En 2011, el reclamo de los vecinos logró que el Gobierno de la Ciudad le quitara el registro de obra a un proyecto en un terreno sobre el aledaño Pasaje Julio Dantas y que el edificio proyectado de diez pisos se limitara a cuatro. Además, a raíz de esta lucha, se sancionó la Ley de Pasajes, que debería proteger de este tipo de atropellos a las calles de ancho reducido como Dantas o Granville, tan comunes en la zona. Pero como el anexo de la Ley no incluye estos pasajes entre las calles protegidas, en 2016, se levantó una torre y este año comenzó a demolerse el terreno cuya obra estaba frenada desde 2011.

En 2016, la Defensoría del Pueblo de la Ciudad de Buenos Aires le pidió al Gobierno que frene las obras y que incluya estos pasajes en los anexos ya que sus particularidades aparecen en las generales de la Ley. De hecho, en su momento, los vecinos hablaron con Horacio Rodríguez Larreta y con Diego Santilli en reuniones vecinales y fueron recibidos por la Dirección de Registro de Obras y Catastros (DGROC), que les indicó que en realidad esto dependía de la Legislatura.

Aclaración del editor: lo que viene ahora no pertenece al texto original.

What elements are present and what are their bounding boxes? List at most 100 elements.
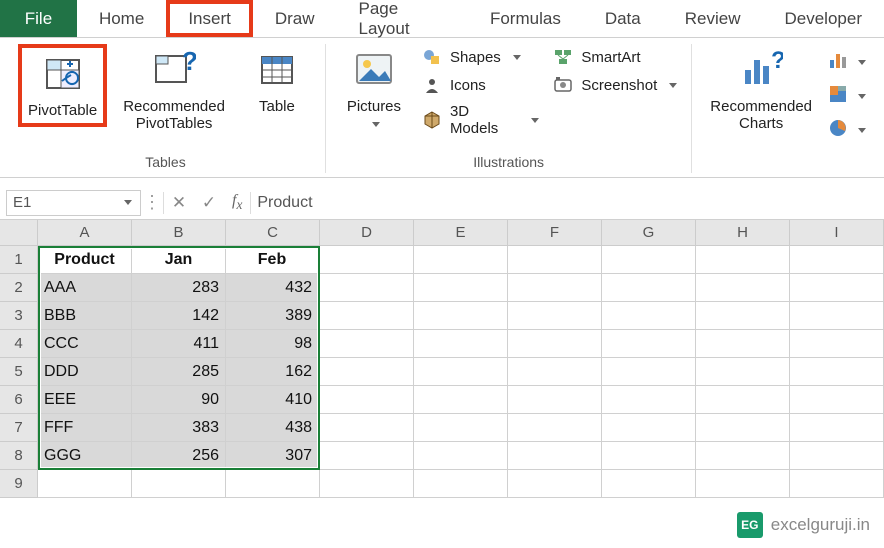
cell-D9[interactable] [320, 470, 414, 498]
col-header-H[interactable]: H [696, 220, 790, 246]
cell-D5[interactable] [320, 358, 414, 386]
cell-A2[interactable]: AAA [38, 274, 132, 302]
icons-button[interactable]: Icons [420, 74, 541, 96]
row-header-2[interactable]: 2 [0, 274, 38, 302]
cell-A9[interactable] [38, 470, 132, 498]
formula-input[interactable] [251, 194, 884, 212]
cell-E2[interactable] [414, 274, 508, 302]
enter-formula-button[interactable]: ✓ [194, 193, 224, 213]
cell-D7[interactable] [320, 414, 414, 442]
cell-B5[interactable]: 285 [132, 358, 226, 386]
cell-D8[interactable] [320, 442, 414, 470]
cell-C4[interactable]: 98 [226, 330, 320, 358]
cell-E3[interactable] [414, 302, 508, 330]
cell-E4[interactable] [414, 330, 508, 358]
row-header-7[interactable]: 7 [0, 414, 38, 442]
pictures-button[interactable]: Pictures [338, 44, 410, 136]
cell-F4[interactable] [508, 330, 602, 358]
cell-E8[interactable] [414, 442, 508, 470]
row-header-5[interactable]: 5 [0, 358, 38, 386]
tab-page-layout[interactable]: Page Layout [337, 0, 468, 37]
cell-C6[interactable]: 410 [226, 386, 320, 414]
cell-I9[interactable] [790, 470, 884, 498]
col-header-A[interactable]: A [38, 220, 132, 246]
cell-C9[interactable] [226, 470, 320, 498]
cell-D2[interactable] [320, 274, 414, 302]
cell-F6[interactable] [508, 386, 602, 414]
cell-C7[interactable]: 438 [226, 414, 320, 442]
cell-F9[interactable] [508, 470, 602, 498]
cell-B6[interactable]: 90 [132, 386, 226, 414]
cell-A8[interactable]: GGG [38, 442, 132, 470]
tab-formulas[interactable]: Formulas [468, 0, 583, 37]
cell-G3[interactable] [602, 302, 696, 330]
cell-D4[interactable] [320, 330, 414, 358]
hierarchy-chart-button[interactable] [828, 84, 866, 108]
cell-B7[interactable]: 383 [132, 414, 226, 442]
cell-G7[interactable] [602, 414, 696, 442]
col-header-I[interactable]: I [790, 220, 884, 246]
cell-H1[interactable] [696, 246, 790, 274]
cell-F8[interactable] [508, 442, 602, 470]
cell-I7[interactable] [790, 414, 884, 442]
cancel-formula-button[interactable]: ✕ [164, 193, 194, 213]
recommended-pivottables-button[interactable]: ? Recommended PivotTables [117, 44, 231, 136]
pie-chart-button[interactable] [828, 118, 866, 142]
row-header-9[interactable]: 9 [0, 470, 38, 498]
cell-I5[interactable] [790, 358, 884, 386]
shapes-button[interactable]: Shapes [420, 46, 541, 68]
cell-D6[interactable] [320, 386, 414, 414]
cell-G8[interactable] [602, 442, 696, 470]
cell-F1[interactable] [508, 246, 602, 274]
name-box[interactable] [6, 190, 141, 216]
smartart-button[interactable]: SmartArt [551, 46, 679, 68]
cell-C2[interactable]: 432 [226, 274, 320, 302]
3d-models-button[interactable]: 3D Models [420, 102, 541, 138]
row-header-1[interactable]: 1 [0, 246, 38, 274]
cell-B3[interactable]: 142 [132, 302, 226, 330]
select-all-corner[interactable] [0, 220, 38, 246]
tab-review[interactable]: Review [663, 0, 763, 37]
pivottable-button[interactable]: PivotTable [18, 44, 107, 127]
cell-E5[interactable] [414, 358, 508, 386]
recommended-charts-button[interactable]: ? Recommended Charts [704, 44, 818, 136]
screenshot-button[interactable]: Screenshot [551, 74, 679, 96]
cell-I4[interactable] [790, 330, 884, 358]
cell-H9[interactable] [696, 470, 790, 498]
cell-F5[interactable] [508, 358, 602, 386]
cell-F7[interactable] [508, 414, 602, 442]
tab-developer[interactable]: Developer [763, 0, 884, 37]
cell-G1[interactable] [602, 246, 696, 274]
cell-A7[interactable]: FFF [38, 414, 132, 442]
cell-C3[interactable]: 389 [226, 302, 320, 330]
cell-H3[interactable] [696, 302, 790, 330]
cell-C8[interactable]: 307 [226, 442, 320, 470]
tab-home[interactable]: Home [77, 0, 166, 37]
row-header-4[interactable]: 4 [0, 330, 38, 358]
cell-A1[interactable]: Product [38, 246, 132, 274]
cell-E6[interactable] [414, 386, 508, 414]
col-header-B[interactable]: B [132, 220, 226, 246]
cell-B4[interactable]: 411 [132, 330, 226, 358]
cell-F3[interactable] [508, 302, 602, 330]
cell-D3[interactable] [320, 302, 414, 330]
cell-E9[interactable] [414, 470, 508, 498]
col-header-F[interactable]: F [508, 220, 602, 246]
cell-C1[interactable]: Feb [226, 246, 320, 274]
cell-G2[interactable] [602, 274, 696, 302]
col-header-G[interactable]: G [602, 220, 696, 246]
col-header-E[interactable]: E [414, 220, 508, 246]
tab-insert[interactable]: Insert [166, 0, 253, 37]
cell-H8[interactable] [696, 442, 790, 470]
col-header-C[interactable]: C [226, 220, 320, 246]
cell-I8[interactable] [790, 442, 884, 470]
cell-H6[interactable] [696, 386, 790, 414]
col-header-D[interactable]: D [320, 220, 414, 246]
cell-B1[interactable]: Jan [132, 246, 226, 274]
cell-C5[interactable]: 162 [226, 358, 320, 386]
name-box-input[interactable] [7, 194, 97, 211]
column-chart-button[interactable] [828, 50, 866, 74]
row-header-6[interactable]: 6 [0, 386, 38, 414]
cell-H4[interactable] [696, 330, 790, 358]
tab-data[interactable]: Data [583, 0, 663, 37]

Este año, ante una nueva amenaza de construcción, donde se levantarían nuevos edificios, desde la DGROC les pidieron que -mientras avanza la demolición- tuvieran paciencia para ver si encuentran una herramienta legal para suspenderla (como habían hecho en 2011). En ese marco los vecinos decidieron velar el pasaje con un cajón, flores y la marcha fúnebre porque consideran que el avance de la obra va a matarlo tal como se lo conoce.